On Aug 7, 2020, at 12:21 PM, Linus Torvalds torvalds@linux-foundation.org wrote:
On Fri, Aug 7, 2020 at 12:08 PM Andy Lutomirski luto@amacapital.net wrote:
4 cycles per byte on Core 2
I took the reference C implementation as-is, and just compiled it with O2, so my numbers may not be what some heavily optimized case does.
But it was way more than that, even when amortizing for "only need to do it every 8 cases". I think the 4 cycles/byte might be some "zero branch mispredicts" case when you've fully unrolled the thing, but then you'll be taking I$ misses out of the wazoo, since by definition this won't be in your L1 I$ at all (only called every 8 times).
Sure, it might look ok on microbenchmarks where it does stay hot the cache all the time, but that's not realistic.
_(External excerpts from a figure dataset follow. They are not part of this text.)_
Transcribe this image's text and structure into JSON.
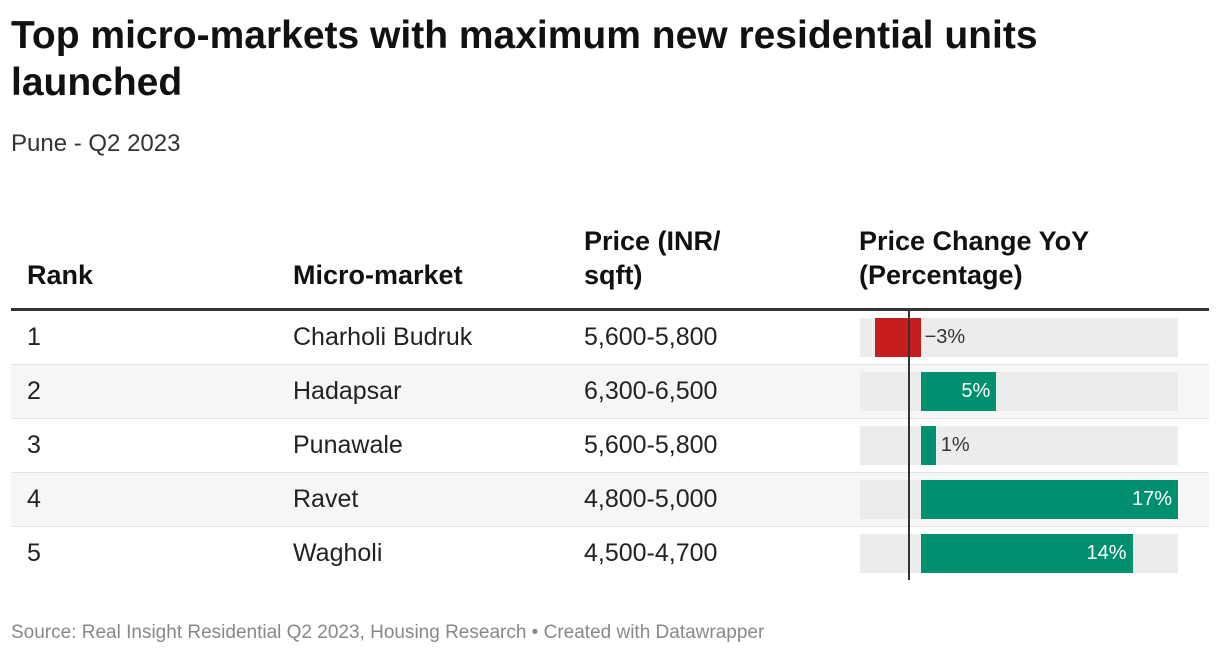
{
  "title": "Top micro-markets with maximum new residential units launched",
  "subtitle": "Pune - Q2 2023",
  "columns": {
    "rank": "Rank",
    "market": "Micro-market",
    "price": "Price (INR/ sqft)",
    "change": "Price Change YoY (Percentage)"
  },
  "footer": "Source: Real Insight Residential Q2 2023, Housing Research • Created with Datawrapper",
  "colors": {
    "positive": "#00906f",
    "negative": "#c71e1d",
    "track": "#ececec"
  },
  "chart_data": {
    "type": "table",
    "bar_column": "Price Change YoY (Percentage)",
    "xlim": [
      -4,
      17
    ],
    "rows": [
      {
        "rank": "1",
        "market": "Charholi Budruk",
        "price": "5,600-5,800",
        "change": -3,
        "change_label": "−3%"
      },
      {
        "rank": "2",
        "market": "Hadapsar",
        "price": "6,300-6,500",
        "change": 5,
        "change_label": "5%"
      },
      {
        "rank": "3",
        "market": "Punawale",
        "price": "5,600-5,800",
        "change": 1,
        "change_label": "1%"
      },
      {
        "rank": "4",
        "market": "Ravet",
        "price": "4,800-5,000",
        "change": 17,
        "change_label": "17%"
      },
      {
        "rank": "5",
        "market": "Wagholi",
        "price": "4,500-4,700",
        "change": 14,
        "change_label": "14%"
      }
    ]
  }
}
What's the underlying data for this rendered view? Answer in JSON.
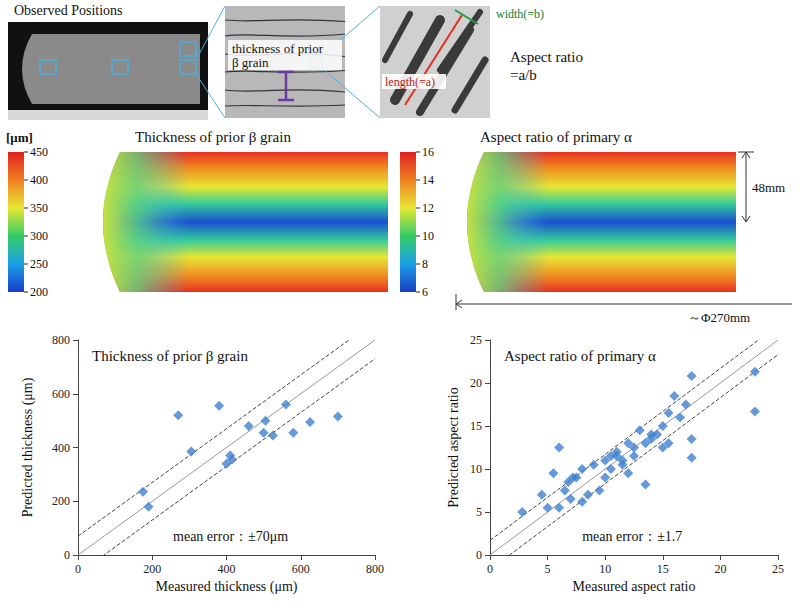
{
  "observed_positions": {
    "title": "Observed Positions"
  },
  "micrograph": {
    "label": [
      "thickness of prior",
      "β grain"
    ]
  },
  "needle": {
    "length_label": "length(=a)",
    "width_label": "width(=b)",
    "ratio_label": [
      "Aspect ratio",
      "=a/b"
    ]
  },
  "maps": [
    {
      "title": "Thickness of prior β grain",
      "unit": "[μm]",
      "color_range": [
        200,
        450
      ],
      "color_ticks": [
        200,
        250,
        300,
        350,
        400,
        450
      ]
    },
    {
      "title": "Aspect ratio of primary α",
      "color_range": [
        6,
        16
      ],
      "color_ticks": [
        6,
        8,
        10,
        12,
        14,
        16
      ],
      "height_label": "48mm",
      "diameter_label": "～Φ270mm"
    }
  ],
  "chart_data": [
    {
      "type": "scatter",
      "title": "Thickness of prior β grain",
      "x_label": "Measured thickness (μm)",
      "y_label": "Predicted thickness (μm)",
      "annotation": "mean error：±70μm",
      "error_band": 70,
      "x": [
        175,
        190,
        270,
        305,
        380,
        400,
        410,
        415,
        460,
        500,
        505,
        525,
        560,
        580,
        625,
        700
      ],
      "y": [
        235,
        180,
        520,
        385,
        555,
        340,
        370,
        355,
        480,
        455,
        500,
        445,
        560,
        455,
        495,
        515
      ],
      "color": "#3f7fd0",
      "marker": "diamond",
      "xlim": [
        0,
        800
      ],
      "ylim": [
        0,
        800
      ],
      "xticks": [
        0,
        200,
        400,
        600,
        800
      ],
      "yticks": [
        0,
        200,
        400,
        600,
        800
      ],
      "grid": false
    },
    {
      "type": "scatter",
      "title": "Aspect ratio of primary α",
      "x_label": "Measured aspect ratio",
      "y_label": "Predicted aspect ratio",
      "annotation": "mean error：±1.7",
      "error_band": 1.7,
      "x": [
        2.8,
        4.5,
        5,
        5.5,
        6,
        6,
        6.5,
        6.8,
        7,
        7.2,
        7.5,
        8,
        8,
        8.5,
        9,
        9.5,
        10,
        10,
        10.5,
        10.5,
        11,
        11,
        11.5,
        11.5,
        12,
        12,
        12.5,
        12.5,
        13,
        13.5,
        13.5,
        14,
        14,
        14.5,
        15,
        15,
        15.5,
        15.5,
        16,
        16.5,
        17,
        17.5,
        17.5,
        17.5,
        23,
        23
      ],
      "y": [
        5,
        7,
        5.5,
        9.5,
        5.5,
        12.5,
        7.5,
        8.5,
        6.5,
        9,
        9,
        10,
        6.2,
        7,
        10.5,
        7.5,
        11,
        9,
        11.5,
        10,
        12,
        11.5,
        10.5,
        11,
        13,
        9.5,
        11.5,
        12.5,
        14.5,
        8.2,
        13,
        14,
        13.5,
        14,
        12.5,
        15,
        16.5,
        13,
        18.5,
        16,
        17.5,
        11.3,
        13.5,
        20.8,
        21.3,
        16.7
      ],
      "color": "#3f7fd0",
      "marker": "diamond",
      "xlim": [
        0,
        25
      ],
      "ylim": [
        0,
        25
      ],
      "xticks": [
        0,
        5,
        10,
        15,
        20,
        25
      ],
      "yticks": [
        0,
        5,
        10,
        15,
        20,
        25
      ],
      "grid": false
    }
  ]
}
I
No one said we have to do only one ChaCha20 block per slow path hit. In fact, the more we reduce the number of rounds, the more time we spend on I$ misses, branch mispredictions, etc, so reducing rounds may be barking up the wrong tree entirely. We probably don’t want to have more than one page
I wonder if AES-NI adds any value here. AES-CTR is almost a drop-in replacement for ChaCha20, and maybe the performance for a cache-cold short run is better.